A professor emerita of mathematics at The University of Texas at Austin has received mathematics' top international award for the year. The Norwegian Academy of Science and Letters has named Karen Uhlenbeck its 2019 Abel Prize award winner.
The prestigious international award, modeled after the Nobel Prize, comes with a monetary award of 6 million Norwegian kroner, approximately $700,000.
"For more than three decades at The University of Texas, Karen Uhlenbeck conducted research that revolutionized geometric analysis and mathematics as a whole" said President Gregory L. Fenves. "She was an inspiring teacher and dedicated mentor to thousands of UT students, motivating them to reach great heights in their academic and professional lives. The Abel Prize is the highest honor in mathematics, and it is one that Professor Uhlenbeck richly deserves."
Uhlenbeck was cited "for her pioneering achievements in geometric partial differential equations, gauge theory and integrable systems, and for the fundamental impact of her work on analysis, geometry and mathematical physics." Her work has been described as some of the most important in 20th century mathematics, constituting revolutionary advances in geometry.
The President of the Norwegian Academy of Science and Letters, Hans Petter Graver, announced the winner of the Abel Prize at the academy in Oslo today. Norway's King Harald V will present the Abel Prize to Uhlenbeck at an award ceremony in Oslo on May 21.
Some of her most noted work focused on gauge theories, providing an analytical foundation for a number of concepts explored in modern physics.
"Uhlenbeck's research has led to revolutionary advances at the intersection of mathematics and physics," said Paul Goldbart, dean of the College of Natural Sciences and a professor of physics. "Her pioneering insights have applications across a range of fascinating subjects, from string theory, which may help explain the nature of reality, to the geometry of space-time."

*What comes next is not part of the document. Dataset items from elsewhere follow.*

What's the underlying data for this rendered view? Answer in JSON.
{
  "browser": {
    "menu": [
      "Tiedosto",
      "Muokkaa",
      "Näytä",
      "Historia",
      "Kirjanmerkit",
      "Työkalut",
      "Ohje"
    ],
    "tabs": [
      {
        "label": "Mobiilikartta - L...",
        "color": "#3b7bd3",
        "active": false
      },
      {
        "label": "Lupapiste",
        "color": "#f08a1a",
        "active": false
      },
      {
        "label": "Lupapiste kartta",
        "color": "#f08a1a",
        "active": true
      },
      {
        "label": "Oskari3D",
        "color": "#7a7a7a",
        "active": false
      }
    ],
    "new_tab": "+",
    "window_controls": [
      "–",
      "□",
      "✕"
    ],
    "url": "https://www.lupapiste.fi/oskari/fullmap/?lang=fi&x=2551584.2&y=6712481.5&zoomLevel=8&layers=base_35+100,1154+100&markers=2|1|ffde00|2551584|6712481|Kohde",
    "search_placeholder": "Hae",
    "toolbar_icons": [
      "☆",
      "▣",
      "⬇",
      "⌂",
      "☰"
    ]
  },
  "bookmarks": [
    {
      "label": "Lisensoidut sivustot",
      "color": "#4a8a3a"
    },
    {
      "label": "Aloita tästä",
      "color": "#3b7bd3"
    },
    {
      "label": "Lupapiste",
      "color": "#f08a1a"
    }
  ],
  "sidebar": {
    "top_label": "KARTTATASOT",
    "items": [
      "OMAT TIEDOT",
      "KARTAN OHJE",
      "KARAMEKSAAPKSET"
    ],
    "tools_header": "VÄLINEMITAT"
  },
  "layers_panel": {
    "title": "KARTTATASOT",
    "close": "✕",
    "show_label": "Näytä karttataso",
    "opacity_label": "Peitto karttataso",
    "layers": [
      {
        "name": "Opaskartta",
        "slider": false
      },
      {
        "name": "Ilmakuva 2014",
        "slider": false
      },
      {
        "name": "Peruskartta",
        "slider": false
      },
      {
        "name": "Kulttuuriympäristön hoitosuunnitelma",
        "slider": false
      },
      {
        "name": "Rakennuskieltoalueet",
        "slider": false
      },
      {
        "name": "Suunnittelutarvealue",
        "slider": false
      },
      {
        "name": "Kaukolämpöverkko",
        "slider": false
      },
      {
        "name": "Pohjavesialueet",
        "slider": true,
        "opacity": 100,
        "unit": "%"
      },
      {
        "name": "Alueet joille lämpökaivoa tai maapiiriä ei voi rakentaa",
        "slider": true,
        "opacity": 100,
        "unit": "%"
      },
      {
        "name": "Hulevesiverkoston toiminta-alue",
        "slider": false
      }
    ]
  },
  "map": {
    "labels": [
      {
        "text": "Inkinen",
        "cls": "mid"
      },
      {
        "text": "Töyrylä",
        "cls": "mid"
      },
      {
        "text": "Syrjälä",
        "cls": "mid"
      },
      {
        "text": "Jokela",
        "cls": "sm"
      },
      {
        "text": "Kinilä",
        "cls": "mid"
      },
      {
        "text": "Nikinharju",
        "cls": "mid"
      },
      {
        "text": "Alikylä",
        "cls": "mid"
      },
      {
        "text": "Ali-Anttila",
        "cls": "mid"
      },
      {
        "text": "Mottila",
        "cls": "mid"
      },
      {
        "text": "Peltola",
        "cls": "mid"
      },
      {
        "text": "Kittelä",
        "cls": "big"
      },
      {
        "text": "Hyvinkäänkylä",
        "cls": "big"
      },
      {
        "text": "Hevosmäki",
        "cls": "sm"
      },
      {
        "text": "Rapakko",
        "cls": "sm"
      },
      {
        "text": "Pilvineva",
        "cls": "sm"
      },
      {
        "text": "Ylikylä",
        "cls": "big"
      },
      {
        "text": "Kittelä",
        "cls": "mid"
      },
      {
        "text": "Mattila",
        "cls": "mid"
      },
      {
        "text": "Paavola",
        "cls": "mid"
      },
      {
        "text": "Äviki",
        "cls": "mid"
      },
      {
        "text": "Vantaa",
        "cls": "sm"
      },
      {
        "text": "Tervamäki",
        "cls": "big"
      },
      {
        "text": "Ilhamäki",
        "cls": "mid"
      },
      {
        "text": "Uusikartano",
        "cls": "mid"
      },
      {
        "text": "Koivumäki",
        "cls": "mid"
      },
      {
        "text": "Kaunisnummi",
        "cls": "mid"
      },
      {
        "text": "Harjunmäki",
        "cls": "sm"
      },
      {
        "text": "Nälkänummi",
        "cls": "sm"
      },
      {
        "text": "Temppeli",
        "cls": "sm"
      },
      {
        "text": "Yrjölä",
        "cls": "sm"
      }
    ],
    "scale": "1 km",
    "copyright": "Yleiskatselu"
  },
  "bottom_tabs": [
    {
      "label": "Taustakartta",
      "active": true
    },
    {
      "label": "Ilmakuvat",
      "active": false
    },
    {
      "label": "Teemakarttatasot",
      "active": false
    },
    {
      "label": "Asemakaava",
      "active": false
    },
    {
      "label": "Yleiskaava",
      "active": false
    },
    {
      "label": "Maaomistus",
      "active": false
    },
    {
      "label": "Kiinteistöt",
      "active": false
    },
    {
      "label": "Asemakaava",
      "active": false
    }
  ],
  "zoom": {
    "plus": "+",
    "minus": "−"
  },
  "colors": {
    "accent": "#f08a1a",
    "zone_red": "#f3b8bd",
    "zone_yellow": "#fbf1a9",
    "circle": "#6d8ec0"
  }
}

One of the premier mathematicians of her generation, Uhlenbeck in 1983 received a MacArthur Fellowship (sometimes referred to as a "genius award"). In 1986 she was elected to the National Academy of Sciences, and in 2000 she was awarded the National Medal of Science. In 2007 she received the Steele Prize for a Seminal Contribution to Research from the American Mathematical Society.
"She transformed the fabric of the department with her broad view of mathematics and beyond," said Thomas Chen, chair of the Department of Mathematics at UT Austin. "Her insatiable curiosity fuels both her deep vision in mathematics and wisdom in the human sphere, which is evident in her legendary generosity and attention to mentoring young mathematicians."
Outreach and mentoring have also been passions for Uhlenbeck, who says, "Seeing the success of students is its own reward." She co-founded programs at both Princeton University and UT Austin, including the Saturday Morning Math Group, the Distinguished Women in Mathematics Lecture Series, the Park City Mathematics Institute and the Women and Mathematics program at the Institute for Advanced Study, designed to inspire and support young people in mathematics.
Since shortly after she arrived at UT Austin in 1987 through her retirement in 2014, Uhlenbeck has held the Sid W. Richardson Foundation Regents Chair in Mathematics.
The Abel Prize recognizes achievements in mathematics at any stage of a mathematician's career. It differs from the Fields Medal, another international prize in math, which is given only to mathematicians younger than 40. The two prizes are considered the highest international awards in mathematics, and during the past year the University of Texas math program celebrated both. Former faculty member Alessio Figalli was among the 2018 Fields Medalists in recognition of work he did while on the Austin campus.
Since the Abel Prize was first awarded in 2003, one other UT Austin faculty member has been among its recipients: professor emeritus John Tate in 2010.